Keep the system stateless to make it easy to operate. Store state in a database that supports atomic updates and watches, such as etcd, zookeeper, or consul. Use the docker/libkv library to support all 3 backing databases. This lets us treat every deployment environment the same way, regardless of whether it's in a cloud provider or on-prem. This combination of operational clarity and database semantics will significantly lower the amount of effort we need to put into engineering over time.

Purely for demo and trial purposes, allow a gateway to be started with an --embedded-master flag which will start an embedded etcd instance that other gateways can use as a shared backing store. This allows people to try out the system without standing up an etcd cluster first.

The main downside, having to run a separate cluster in production, is probably not a big deal for people who are interested in running this themselves.
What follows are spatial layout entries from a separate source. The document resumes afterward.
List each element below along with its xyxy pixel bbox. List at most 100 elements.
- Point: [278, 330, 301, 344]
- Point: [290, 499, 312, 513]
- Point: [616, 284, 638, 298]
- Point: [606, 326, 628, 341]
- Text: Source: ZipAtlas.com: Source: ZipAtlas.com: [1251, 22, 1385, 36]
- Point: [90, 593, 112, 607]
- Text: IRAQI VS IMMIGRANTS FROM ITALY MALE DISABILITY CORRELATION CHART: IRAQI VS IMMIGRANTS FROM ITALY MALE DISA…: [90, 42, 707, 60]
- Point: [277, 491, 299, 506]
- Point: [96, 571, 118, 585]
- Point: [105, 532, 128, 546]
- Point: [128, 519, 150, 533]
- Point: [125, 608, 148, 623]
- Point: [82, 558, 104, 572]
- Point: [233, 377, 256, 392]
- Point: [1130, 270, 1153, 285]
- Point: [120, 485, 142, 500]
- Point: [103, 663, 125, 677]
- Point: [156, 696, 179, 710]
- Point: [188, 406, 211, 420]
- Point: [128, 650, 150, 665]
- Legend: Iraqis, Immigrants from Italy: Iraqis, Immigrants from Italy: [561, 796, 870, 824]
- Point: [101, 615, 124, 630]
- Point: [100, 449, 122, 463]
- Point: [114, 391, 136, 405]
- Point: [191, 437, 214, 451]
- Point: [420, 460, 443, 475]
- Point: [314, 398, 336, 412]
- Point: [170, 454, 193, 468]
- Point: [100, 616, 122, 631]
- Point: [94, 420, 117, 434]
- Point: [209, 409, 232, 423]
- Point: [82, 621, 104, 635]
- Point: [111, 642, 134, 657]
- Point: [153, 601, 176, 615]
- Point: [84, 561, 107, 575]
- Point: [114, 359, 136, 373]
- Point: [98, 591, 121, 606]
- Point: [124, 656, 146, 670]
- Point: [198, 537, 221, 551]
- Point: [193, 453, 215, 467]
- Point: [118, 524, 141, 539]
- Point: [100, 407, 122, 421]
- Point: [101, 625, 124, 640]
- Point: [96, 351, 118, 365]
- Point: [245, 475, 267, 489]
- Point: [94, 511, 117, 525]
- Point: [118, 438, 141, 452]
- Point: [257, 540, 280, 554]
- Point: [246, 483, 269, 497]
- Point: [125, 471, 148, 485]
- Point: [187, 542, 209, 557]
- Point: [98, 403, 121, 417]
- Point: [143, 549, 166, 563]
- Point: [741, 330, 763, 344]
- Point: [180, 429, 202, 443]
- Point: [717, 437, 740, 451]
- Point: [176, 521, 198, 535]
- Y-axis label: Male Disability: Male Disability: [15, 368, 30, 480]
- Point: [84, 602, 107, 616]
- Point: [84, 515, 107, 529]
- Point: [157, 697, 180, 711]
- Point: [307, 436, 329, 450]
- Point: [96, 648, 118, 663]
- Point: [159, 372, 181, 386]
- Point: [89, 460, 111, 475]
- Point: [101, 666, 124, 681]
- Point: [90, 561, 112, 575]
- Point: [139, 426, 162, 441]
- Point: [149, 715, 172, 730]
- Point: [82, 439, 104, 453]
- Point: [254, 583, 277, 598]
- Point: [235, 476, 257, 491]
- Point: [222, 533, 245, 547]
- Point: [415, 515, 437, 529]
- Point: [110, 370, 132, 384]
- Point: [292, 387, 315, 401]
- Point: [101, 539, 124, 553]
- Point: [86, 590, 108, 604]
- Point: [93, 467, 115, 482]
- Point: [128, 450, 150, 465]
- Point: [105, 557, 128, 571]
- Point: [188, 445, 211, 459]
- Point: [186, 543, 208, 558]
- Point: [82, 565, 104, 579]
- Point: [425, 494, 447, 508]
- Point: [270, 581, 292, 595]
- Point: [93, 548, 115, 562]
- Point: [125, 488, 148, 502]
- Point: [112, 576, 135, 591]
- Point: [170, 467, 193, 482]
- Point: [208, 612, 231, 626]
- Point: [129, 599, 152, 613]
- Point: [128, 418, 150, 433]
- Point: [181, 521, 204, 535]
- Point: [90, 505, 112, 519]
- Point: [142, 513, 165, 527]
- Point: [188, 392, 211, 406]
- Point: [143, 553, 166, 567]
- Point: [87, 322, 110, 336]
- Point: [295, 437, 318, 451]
Assumptions relating to this cost, and it not seeming very high:

  1. most users will fall into these camps:
  • small/medium orgs interested in trying out locally but using the SaaS offering
  • orgs with more significant engineering resources who already run zk/etcd/consul
  • orgs with more significant engineering resources who are not averse to running zk/etcd/consul
  • orgs who are comfortable paying compose.com $30/mo for hosted etcd
  1. users who are not interested in paying for SaaS but still want to run the gateway themselves WITHOUT running a database are unlikely to be very upset when they occasionally need to reconfigure the gateway when the single master goes away.